Talarico aveva appena fatto rientro in ufficio dopo una settimana trascorsa a Roma per la vicenda legata alla Meridionale Petroli. Dunque, l’ufficio è rimasto incustodito per diversi giorni per gli impegni istituzionali al Ministero, ed è difficile stabilire il momento esatto in cui la busta sia stata infilata sotto la porta. Se n’è accorto ieri alle 13 e sul posto è intervenuta la Scientifica della Questura, per i rilievi; nel pomeriggio ha poi formalizzato la denuncia. Nonostante il clima pesante che si respira in Municipio, già scosso nei giorni scorsi dall’aggressione al dirigente Andrea Nocita, Talarico ha ribadito la volontà di non arretrare e di proseguire con il proprio lavoro amministrativo.

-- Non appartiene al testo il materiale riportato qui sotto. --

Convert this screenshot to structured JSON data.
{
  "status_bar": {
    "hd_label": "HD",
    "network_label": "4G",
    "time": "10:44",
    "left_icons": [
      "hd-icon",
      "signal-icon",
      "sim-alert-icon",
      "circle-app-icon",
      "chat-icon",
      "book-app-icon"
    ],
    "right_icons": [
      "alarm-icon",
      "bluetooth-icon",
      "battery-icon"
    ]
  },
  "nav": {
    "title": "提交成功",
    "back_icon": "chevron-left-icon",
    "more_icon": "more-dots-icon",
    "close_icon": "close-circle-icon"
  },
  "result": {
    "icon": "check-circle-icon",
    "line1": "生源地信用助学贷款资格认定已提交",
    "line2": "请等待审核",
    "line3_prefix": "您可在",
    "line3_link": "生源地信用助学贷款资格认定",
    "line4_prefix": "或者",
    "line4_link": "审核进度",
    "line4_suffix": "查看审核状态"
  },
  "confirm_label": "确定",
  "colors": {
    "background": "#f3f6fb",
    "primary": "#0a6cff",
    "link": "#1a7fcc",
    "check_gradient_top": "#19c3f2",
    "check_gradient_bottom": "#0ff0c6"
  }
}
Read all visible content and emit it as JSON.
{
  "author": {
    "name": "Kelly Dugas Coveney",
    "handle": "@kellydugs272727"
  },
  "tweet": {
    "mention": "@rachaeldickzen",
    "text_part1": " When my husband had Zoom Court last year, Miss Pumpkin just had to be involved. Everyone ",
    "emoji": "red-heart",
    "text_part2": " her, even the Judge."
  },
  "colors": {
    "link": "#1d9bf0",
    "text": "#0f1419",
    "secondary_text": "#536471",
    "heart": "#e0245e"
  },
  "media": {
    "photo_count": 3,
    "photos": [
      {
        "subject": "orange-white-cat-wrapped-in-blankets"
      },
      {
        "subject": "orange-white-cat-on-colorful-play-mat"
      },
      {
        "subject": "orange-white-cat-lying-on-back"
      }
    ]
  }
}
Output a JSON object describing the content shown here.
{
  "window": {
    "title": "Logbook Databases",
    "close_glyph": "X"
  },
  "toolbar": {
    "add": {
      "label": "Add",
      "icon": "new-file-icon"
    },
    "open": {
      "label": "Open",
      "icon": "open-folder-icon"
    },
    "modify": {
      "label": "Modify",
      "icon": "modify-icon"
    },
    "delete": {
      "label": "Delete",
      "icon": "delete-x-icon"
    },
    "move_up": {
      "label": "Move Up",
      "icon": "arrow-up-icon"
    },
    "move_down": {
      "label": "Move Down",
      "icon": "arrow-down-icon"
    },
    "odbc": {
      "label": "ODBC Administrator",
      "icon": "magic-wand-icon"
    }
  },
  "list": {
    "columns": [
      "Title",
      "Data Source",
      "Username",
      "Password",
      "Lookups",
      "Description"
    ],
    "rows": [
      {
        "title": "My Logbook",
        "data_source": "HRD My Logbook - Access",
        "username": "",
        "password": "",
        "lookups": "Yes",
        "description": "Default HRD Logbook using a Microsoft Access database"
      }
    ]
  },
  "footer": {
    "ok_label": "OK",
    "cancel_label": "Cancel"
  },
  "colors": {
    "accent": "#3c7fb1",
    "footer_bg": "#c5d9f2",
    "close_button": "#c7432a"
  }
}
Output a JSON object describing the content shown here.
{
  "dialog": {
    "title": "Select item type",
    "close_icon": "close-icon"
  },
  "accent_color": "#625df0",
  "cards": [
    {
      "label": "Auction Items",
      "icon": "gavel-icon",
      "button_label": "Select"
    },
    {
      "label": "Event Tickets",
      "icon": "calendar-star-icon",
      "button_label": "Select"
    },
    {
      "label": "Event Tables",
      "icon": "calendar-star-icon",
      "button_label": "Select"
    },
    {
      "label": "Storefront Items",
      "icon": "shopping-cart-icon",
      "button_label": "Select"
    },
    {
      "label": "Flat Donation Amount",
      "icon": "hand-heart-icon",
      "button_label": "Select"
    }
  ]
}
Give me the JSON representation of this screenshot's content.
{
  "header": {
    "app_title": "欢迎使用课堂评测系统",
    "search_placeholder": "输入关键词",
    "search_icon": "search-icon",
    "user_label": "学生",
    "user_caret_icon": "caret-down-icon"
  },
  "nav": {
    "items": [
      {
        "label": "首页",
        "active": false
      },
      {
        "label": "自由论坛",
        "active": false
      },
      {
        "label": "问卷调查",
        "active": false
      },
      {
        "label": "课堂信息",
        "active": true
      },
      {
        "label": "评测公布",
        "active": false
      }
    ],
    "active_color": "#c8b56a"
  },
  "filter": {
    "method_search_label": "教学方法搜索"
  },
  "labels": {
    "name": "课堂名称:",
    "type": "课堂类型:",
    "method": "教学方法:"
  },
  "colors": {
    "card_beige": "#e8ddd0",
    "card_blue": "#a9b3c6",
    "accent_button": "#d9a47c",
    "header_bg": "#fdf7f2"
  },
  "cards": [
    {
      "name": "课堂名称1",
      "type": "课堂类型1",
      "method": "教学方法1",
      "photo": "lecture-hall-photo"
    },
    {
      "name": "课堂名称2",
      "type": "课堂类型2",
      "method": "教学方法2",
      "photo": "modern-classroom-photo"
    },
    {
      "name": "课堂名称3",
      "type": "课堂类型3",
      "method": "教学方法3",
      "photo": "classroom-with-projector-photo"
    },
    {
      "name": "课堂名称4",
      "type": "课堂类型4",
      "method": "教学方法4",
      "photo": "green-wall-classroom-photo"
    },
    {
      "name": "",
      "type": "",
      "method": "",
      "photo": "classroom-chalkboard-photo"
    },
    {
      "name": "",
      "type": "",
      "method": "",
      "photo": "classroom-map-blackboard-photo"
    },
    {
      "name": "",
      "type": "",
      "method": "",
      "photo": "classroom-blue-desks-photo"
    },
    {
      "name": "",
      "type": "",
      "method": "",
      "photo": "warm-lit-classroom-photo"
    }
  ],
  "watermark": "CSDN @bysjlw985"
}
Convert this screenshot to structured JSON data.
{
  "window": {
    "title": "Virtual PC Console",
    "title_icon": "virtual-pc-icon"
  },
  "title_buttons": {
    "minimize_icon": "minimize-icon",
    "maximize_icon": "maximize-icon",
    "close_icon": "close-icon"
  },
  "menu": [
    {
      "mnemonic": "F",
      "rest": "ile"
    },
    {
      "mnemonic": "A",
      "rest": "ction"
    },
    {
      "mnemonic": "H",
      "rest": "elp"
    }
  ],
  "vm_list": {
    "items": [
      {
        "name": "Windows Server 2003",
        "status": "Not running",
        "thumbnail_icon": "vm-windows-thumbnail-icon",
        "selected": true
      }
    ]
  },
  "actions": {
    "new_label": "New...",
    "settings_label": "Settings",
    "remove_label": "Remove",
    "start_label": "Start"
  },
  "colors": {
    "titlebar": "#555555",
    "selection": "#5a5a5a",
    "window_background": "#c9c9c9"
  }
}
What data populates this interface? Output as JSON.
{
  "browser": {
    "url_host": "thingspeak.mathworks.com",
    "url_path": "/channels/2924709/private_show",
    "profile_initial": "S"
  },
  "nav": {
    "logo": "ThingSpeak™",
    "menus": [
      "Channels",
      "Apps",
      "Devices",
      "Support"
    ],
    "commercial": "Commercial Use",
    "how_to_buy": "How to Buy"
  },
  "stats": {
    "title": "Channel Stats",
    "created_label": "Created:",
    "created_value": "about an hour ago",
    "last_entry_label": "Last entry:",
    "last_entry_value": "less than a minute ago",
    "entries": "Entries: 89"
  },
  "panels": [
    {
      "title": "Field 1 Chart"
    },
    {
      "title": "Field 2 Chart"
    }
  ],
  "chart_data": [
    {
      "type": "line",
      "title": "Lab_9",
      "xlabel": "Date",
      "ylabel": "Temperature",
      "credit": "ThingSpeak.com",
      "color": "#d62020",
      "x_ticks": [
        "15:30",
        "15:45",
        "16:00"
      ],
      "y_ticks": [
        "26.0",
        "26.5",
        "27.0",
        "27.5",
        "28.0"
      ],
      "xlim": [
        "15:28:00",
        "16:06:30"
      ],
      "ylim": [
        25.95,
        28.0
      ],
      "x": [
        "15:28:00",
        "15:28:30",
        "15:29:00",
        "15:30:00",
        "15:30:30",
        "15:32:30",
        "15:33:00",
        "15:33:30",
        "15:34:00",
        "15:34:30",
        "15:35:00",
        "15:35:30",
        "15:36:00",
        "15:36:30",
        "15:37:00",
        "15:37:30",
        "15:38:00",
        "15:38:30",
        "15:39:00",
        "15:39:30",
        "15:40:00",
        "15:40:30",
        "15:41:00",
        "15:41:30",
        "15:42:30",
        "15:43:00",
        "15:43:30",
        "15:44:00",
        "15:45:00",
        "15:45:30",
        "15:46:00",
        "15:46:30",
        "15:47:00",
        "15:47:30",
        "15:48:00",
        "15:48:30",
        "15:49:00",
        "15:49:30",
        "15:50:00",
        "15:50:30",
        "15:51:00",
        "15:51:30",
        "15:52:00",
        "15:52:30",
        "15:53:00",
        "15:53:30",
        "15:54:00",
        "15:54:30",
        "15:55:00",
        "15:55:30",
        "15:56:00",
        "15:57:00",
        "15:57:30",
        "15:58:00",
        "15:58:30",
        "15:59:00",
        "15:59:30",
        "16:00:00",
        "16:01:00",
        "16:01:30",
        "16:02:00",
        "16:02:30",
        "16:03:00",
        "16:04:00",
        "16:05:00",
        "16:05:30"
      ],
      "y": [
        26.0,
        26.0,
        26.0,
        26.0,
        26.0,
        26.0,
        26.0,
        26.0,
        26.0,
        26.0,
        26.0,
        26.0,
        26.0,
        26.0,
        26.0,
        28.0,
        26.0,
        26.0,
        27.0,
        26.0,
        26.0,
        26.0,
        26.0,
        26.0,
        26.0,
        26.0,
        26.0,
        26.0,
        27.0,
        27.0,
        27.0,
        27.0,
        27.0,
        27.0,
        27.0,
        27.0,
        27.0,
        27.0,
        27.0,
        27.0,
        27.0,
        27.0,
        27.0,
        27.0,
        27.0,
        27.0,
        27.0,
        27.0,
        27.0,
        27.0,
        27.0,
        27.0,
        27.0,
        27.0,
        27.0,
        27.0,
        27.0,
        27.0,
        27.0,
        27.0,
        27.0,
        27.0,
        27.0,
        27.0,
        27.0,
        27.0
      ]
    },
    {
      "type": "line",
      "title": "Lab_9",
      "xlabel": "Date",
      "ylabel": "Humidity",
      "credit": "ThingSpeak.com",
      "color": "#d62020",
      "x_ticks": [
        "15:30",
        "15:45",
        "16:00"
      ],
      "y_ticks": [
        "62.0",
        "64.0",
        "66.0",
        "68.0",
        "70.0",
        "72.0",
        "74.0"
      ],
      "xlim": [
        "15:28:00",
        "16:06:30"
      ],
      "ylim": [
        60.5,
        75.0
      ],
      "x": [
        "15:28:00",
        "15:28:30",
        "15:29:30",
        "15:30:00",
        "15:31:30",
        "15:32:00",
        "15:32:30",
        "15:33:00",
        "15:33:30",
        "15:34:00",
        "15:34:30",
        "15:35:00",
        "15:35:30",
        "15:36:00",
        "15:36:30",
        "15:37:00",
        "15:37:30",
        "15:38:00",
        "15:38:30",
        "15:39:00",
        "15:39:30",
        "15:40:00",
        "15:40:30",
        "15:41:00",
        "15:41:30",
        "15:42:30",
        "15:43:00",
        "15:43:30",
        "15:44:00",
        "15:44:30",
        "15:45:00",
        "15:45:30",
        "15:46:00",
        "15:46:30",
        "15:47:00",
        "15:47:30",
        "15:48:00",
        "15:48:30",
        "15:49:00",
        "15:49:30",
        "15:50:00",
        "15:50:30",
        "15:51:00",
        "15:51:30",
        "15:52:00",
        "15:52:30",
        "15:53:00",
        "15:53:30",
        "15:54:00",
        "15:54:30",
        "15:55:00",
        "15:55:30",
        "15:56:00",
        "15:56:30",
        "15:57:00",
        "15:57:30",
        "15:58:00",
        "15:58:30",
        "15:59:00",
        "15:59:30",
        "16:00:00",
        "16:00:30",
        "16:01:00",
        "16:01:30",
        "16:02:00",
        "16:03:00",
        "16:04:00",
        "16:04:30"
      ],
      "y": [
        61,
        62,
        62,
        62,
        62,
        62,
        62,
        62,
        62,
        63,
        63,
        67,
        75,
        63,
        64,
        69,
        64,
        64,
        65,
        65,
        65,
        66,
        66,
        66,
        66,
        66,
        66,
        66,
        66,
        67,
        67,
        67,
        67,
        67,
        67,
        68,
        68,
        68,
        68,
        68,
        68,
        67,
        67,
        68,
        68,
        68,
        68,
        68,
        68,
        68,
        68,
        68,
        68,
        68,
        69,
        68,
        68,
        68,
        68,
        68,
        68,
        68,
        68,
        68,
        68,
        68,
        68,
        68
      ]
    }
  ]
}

L’episodio si inserisce in un contesto già segnato da tensioni e atti intimidatori che negli ultimi mesi hanno lasciato il segno colpendo figure istituzionali e operatori economici (ultime le 5 aziende della zona industriale di Vibo). Ad Arena è stata invece denunciata la presenza di una bottiglia incendiaria e due proiettili nel cantiere di via Giudecca, ai danni di una ditta impegnata nel rifacimento dei sottoservizi per conto della società Redel. A fare la scoperta, gli operai. In questo caso, titolari delle indagini sono i carabinieri. Gli episodi di Vibo ed Arena, seppur distinti, delineano un quadro preoccupante e certamente oggi saranno al centro del Comitato convocato in Prefettura.